L’étape suivante, nous la vivons à présent. La dette quittant les banques, les alternatives étaient prêtes. Des fonds de dette se sont montés, se sont sophistiqués. Ils sont désormais pilotés par des équipes tout aussi expertes en analyse de risque que celles des banques, mais avec une agilité dans les délais et dans les montages bien supérieurs à ce jour. Ils s’investissent dans les financements non classiques qui étaient chasse gardée des banques. L’avantage d’une obligation privée plutôt que « publique », c’est-à-dire cotée sur un marché, c’est de ne pas avoir la contrainte de la fongibilité obligeant à des clauses très basiques. Les contrats peuvent être sur mesure, avec des convenants adaptés à un type de risque particulier, avec des termes de remboursement flexibles. Le cadre contractuel peut être très complexe mais présenté comme un « paquet ». Ainsi les obligations privées dites « unitranche » offre en un seul contrat une tranche de dette senior liée à un coussin amortisseur sous forme d’une tranche de dette subordonnée, le tout avec un taux unique et la commodité d’un unique interlocuteur pour la négociation. Atout majeur, les investisseurs se pressent pour investir dans ces fonds, de sorte que ces fonds disposent d’un poids financer qui en font des concurrents redoutables. Aux États-Unis, les opérations financées atteignent des milliards de dollars. On a évoqué que l’acquisition de Twitter par Elon Musk se ferait par obligations privées, pour lesquelles des fonds comme Appolo, Blackstone ou Ares s’étaient présentés. de Twitter. En France, Eurazeo, en deux opérations, a pu lever près d’un milliard de dette privée. On risque de voir naître l’analogue des SPAC pour les fonds propres, à savoir des fonds de dette potentiellement cotés, disposant de fonds dans l’attente d’opérations à venir.
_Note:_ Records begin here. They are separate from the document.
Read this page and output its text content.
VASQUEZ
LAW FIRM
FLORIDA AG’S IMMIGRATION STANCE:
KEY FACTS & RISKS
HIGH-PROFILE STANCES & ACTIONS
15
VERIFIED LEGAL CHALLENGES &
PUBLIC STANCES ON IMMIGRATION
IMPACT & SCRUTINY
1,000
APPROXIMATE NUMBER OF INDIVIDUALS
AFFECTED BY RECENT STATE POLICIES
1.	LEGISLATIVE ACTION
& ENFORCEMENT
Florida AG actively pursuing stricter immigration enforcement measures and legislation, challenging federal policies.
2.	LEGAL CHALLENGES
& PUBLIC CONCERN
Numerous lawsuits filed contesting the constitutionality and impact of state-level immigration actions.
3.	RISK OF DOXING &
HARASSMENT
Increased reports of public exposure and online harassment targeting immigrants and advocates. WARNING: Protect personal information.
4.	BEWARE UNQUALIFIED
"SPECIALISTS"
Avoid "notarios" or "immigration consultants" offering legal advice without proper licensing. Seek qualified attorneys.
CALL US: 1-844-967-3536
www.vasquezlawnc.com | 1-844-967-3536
Les banques réagissent, il va de soi. Goldman Sachs en premier, mais aussi HSBC, Barclays ou Deutsche Bank montent leurs propres fonds, dans ce qui ressemble à une sorte de démembrement d’activité dont on ignore comment il sera géré. Plus probablement, les banques devront investir pour gagner en flexibilité et en capacité à lever des fonds.

Mais ne verrait-on pas poindre pour l’avenir une organisation financière de type nouveau ? Car une idée fait l’objet, depuis très longue date, de débats au sein des régulateurs et des spécialistes d’économie monétaire, celle d’une séparation plus marquée entre le monde de la monnaie et celui des crédits et du financement de l’économie. Les prêts aux entreprises se feraient par des institutions spécialisées, banques ou fonds, en retenant le support juridique de l’obligation plutôt que du crédit, et avec accès direct à l’épargne privée. D’autres institutions, à statut bancaire, se réserveraient la gestion de la monnaie et des dépôts. Cette évolution peut être impulsée par une volonté réglementaire comme pour l’évolution naturelle de l’industrie financière.